“Just to give you an idea of some of the things that we felt that trust could do for us as an organisation.
“The first is about really tackling that issue about people not necessarily feeling confident. We recruit really amazing, bright people, who join this office with amazing talent, and they are the people who go out to the front line, who are at the Cabinet Office or at the Home Office and other clients, and we really need them to be coming up with ideas and to be listened to – and I think in the past, we had a culture where maybe people respected hierarchy too much, where people didn’t feel that they could challenge. And by making people more self-confident, it means we can build on the best of everyone’s ideas.
“Collaboration is absolutely vital. One of the advantages that we have at the National Audit Office, in fact it’s probably our Unique Selling Point, is that we have a unique place that we can look across the whole of Government. We work with something like 400 bodies, we can see the different ways that they’re doing it, so the advantage we can have is we can draw on best practice on one place and share it with another – but that relies on people talking to each other and working together. So we need people to collaborate and bring the best that every individual has to every piece of work that we do.

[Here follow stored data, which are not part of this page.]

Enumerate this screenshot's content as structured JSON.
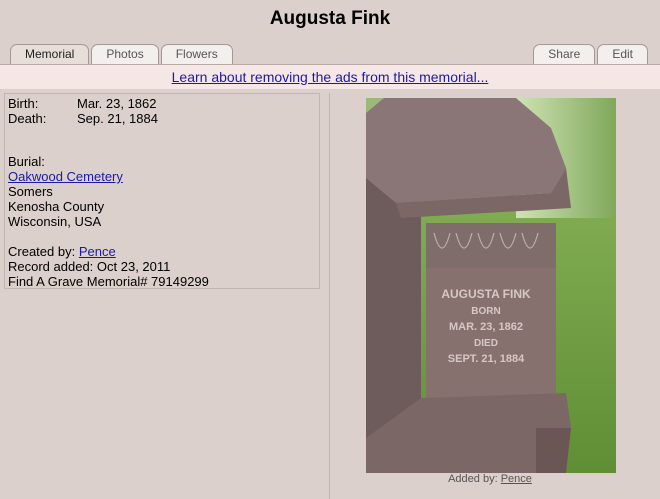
{
  "page": {
    "title": "Augusta Fink"
  },
  "tabs_left": [
    {
      "label": "Memorial",
      "active": true
    },
    {
      "label": "Photos",
      "active": false
    },
    {
      "label": "Flowers",
      "active": false
    }
  ],
  "tabs_right": [
    {
      "label": "Share"
    },
    {
      "label": "Edit"
    }
  ],
  "ad_banner": {
    "link_text": "Learn about removing the ads from this memorial..."
  },
  "memorial": {
    "birth_label": "Birth:",
    "birth_date": "Mar. 23, 1862",
    "death_label": "Death:",
    "death_date": "Sep. 21, 1884",
    "burial_label": "Burial:",
    "cemetery": "Oakwood Cemetery",
    "city": "Somers",
    "county": "Kenosha County",
    "state_country": "Wisconsin, USA",
    "created_by_label": "Created by:",
    "created_by": "Pence",
    "record_added": "Record added: Oct 23, 2011",
    "memorial_id": "Find A Grave Memorial# 79149299"
  },
  "photo": {
    "inscription": [
      "AUGUSTA FINK",
      "BORN",
      "MAR. 23, 1862",
      "DIED",
      "SEPT. 21, 1884"
    ],
    "added_by_label": "Added by:",
    "added_by": "Pence"
  },
  "colors": {
    "background": "#dcd0cc",
    "link": "#1a1aa6",
    "ad_bar": "#f6e7e7"
  }
}
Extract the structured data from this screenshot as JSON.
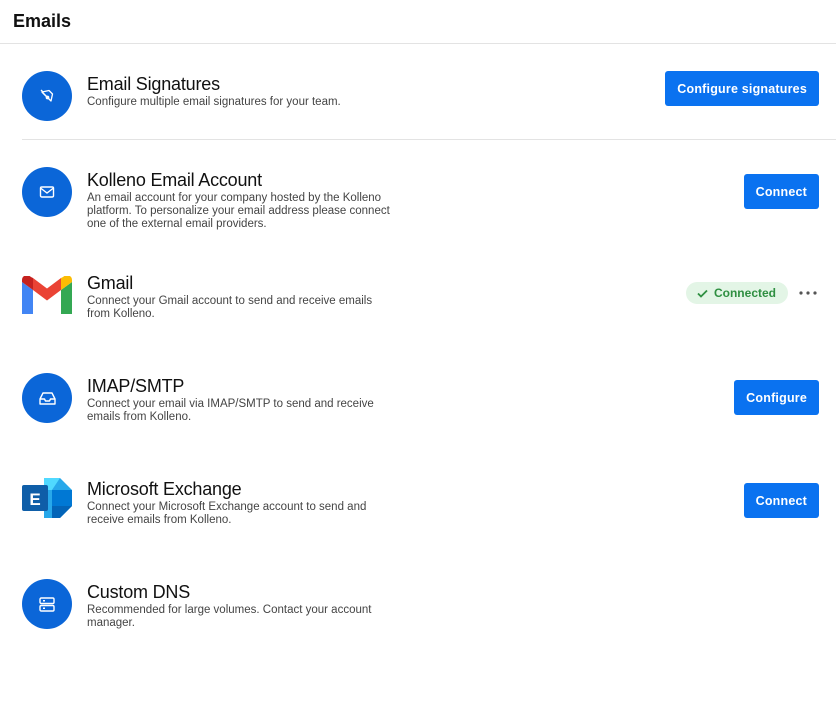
{
  "header": {
    "title": "Emails"
  },
  "items": [
    {
      "title": "Email Signatures",
      "desc": "Configure multiple email signatures for your team.",
      "icon": "pen-nib-icon",
      "action_label": "Configure signatures"
    },
    {
      "title": "Kolleno Email Account",
      "desc": "An email account for your company hosted by the Kolleno platform. To personalize your email address please connect one of the external email providers.",
      "icon": "envelope-icon",
      "action_label": "Connect"
    },
    {
      "title": "Gmail",
      "desc": "Connect your Gmail account to send and receive emails from Kolleno.",
      "icon": "gmail-logo-icon",
      "status": "Connected"
    },
    {
      "title": "IMAP/SMTP",
      "desc": "Connect your email via IMAP/SMTP to send and receive emails from Kolleno.",
      "icon": "inbox-tray-icon",
      "action_label": "Configure"
    },
    {
      "title": "Microsoft Exchange",
      "desc": "Connect your Microsoft Exchange account to send and receive emails from Kolleno.",
      "icon": "exchange-logo-icon",
      "action_label": "Connect"
    },
    {
      "title": "Custom DNS",
      "desc": "Recommended for large volumes. Contact your account manager.",
      "icon": "server-icon"
    }
  ],
  "colors": {
    "primary": "#0a72f0",
    "icon_circle": "#0b66d8",
    "connected_bg": "#e3f5e6",
    "connected_text": "#2f8f41"
  }
}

“Promoting strengths – Steve will talk about it a bit more in a moment in terms of our performance management framework, but we probably had a sort of deficit model in the past, very focused on what were the weaknesses that we needed to overcome. We believe that it’s now much more important to focus on people’s strengths and building on those strengths, and understanding that different individuals can bring different things.
“Finally, around coaching. So we’re moving much more to a coaching style of management but also a coaching style of organisation. What that means is that we understand that different people in different roles or different grades can help each other to develop, and that’s something that we’ll talk more about when we talk about the Way We Work Programme in a second.

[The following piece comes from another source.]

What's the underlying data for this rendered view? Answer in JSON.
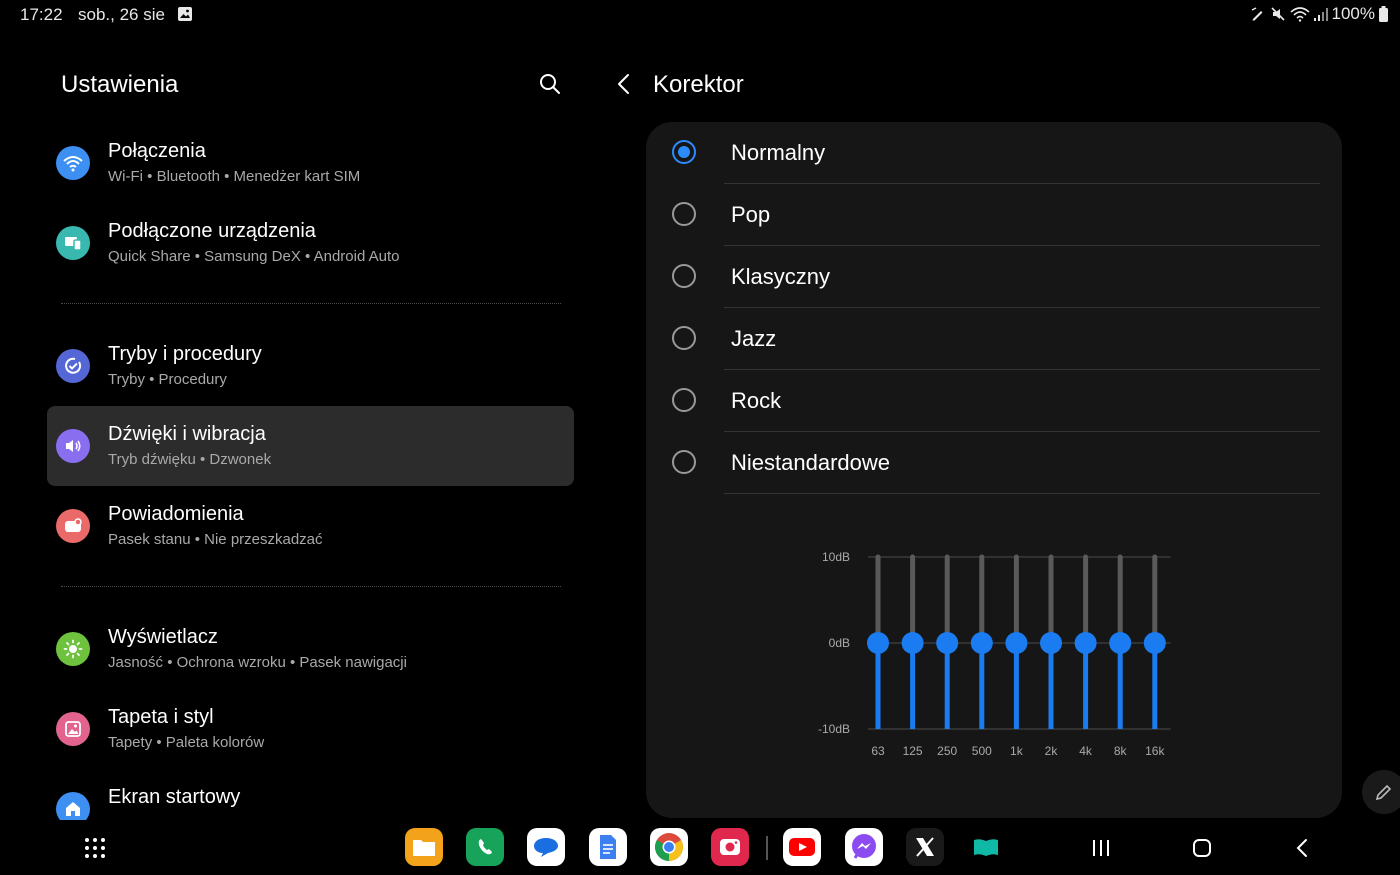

“So overall we feel that trust is really vitally important if we’re going to really increase our collaboration and get the best out of everyone and to be a more creative organisation, because as we’re talking about celebrating mistakes, we have to let people feel that they have that room to innovate and experiment, and that we trust them to do that.
“Here’s the science bit. Why do we want people to be happy and trust each other?

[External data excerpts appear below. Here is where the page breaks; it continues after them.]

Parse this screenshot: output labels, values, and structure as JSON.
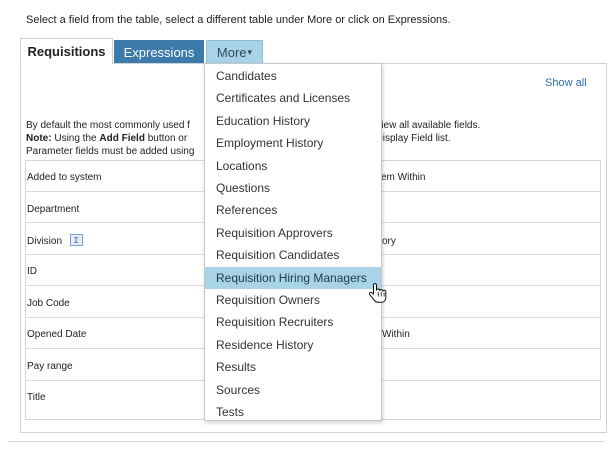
{
  "instructions": "Select a field from the table, select a different table under More or click on Expressions.",
  "tabs": {
    "requisitions": "Requisitions",
    "expressions": "Expressions",
    "more": "More",
    "more_caret": "▾"
  },
  "show_all": "Show all",
  "description": {
    "line1_a": "By default the most commonly used f",
    "line1_b": "o view all available fields.",
    "line2_note": "Note:",
    "line2_a": " Using the ",
    "line2_bold": "Add Field",
    "line2_b": " button or",
    "line2_c": "e Display Field list.",
    "line3": "Parameter fields must be added using"
  },
  "fields": {
    "left": [
      "Added to system",
      "Department",
      "Division",
      "ID",
      "Job Code",
      "Opened Date",
      "Pay range",
      "Title"
    ],
    "right_partial": {
      "added": "em Within",
      "division": "ory",
      "opened": "Within"
    }
  },
  "sigma_icon": "Σ",
  "menu": {
    "items": [
      "Candidates",
      "Certificates and Licenses",
      "Education History",
      "Employment History",
      "Locations",
      "Questions",
      "References",
      "Requisition Approvers",
      "Requisition Candidates",
      "Requisition Hiring Managers",
      "Requisition Owners",
      "Requisition Recruiters",
      "Residence History",
      "Results",
      "Sources",
      "Tests"
    ],
    "highlighted_index": 9
  },
  "colors": {
    "expressions_tab": "#3b7aa9",
    "more_tab": "#a9d3e6",
    "highlight": "#a9d3e6",
    "link": "#2a6fae"
  },
  "cursor_icon": "hand-pointer-icon"
}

“Well, when we’re happy and we trust each other, you get this lovely thing called Oxytocin. It’s released in the brain. And it’s the love chemical – when you’re in love or you’re in a really close bond relationship with somebody, this is what happens.
There’s been a lot of research, a recent article in the Harvard Business Review actually, in January’s edition, I think it was called the Neuroscience of Trust, and it says that if you get lots of Oxytocin released in an organisation, you’re more productive, people have more energy, they will collaborate better, naturally, they will have less stress – and they’re happier with their lives. And of course if you’re happy with your life, then work is just happy too, so it’s a very similar philosophy to you guys at GDS [Government Digital Service].
“They’ve also done research that shows that the more autonomy you give people and the more trust you give people, the more Oxytocin is released – and the more Oxytocin you have in your brain means that you release more Oxytocin in your brain. It’s like a vicious circle only not vicious! Unvicious. Is that a word? It is now. I’m owning that, and unvicious is a word.”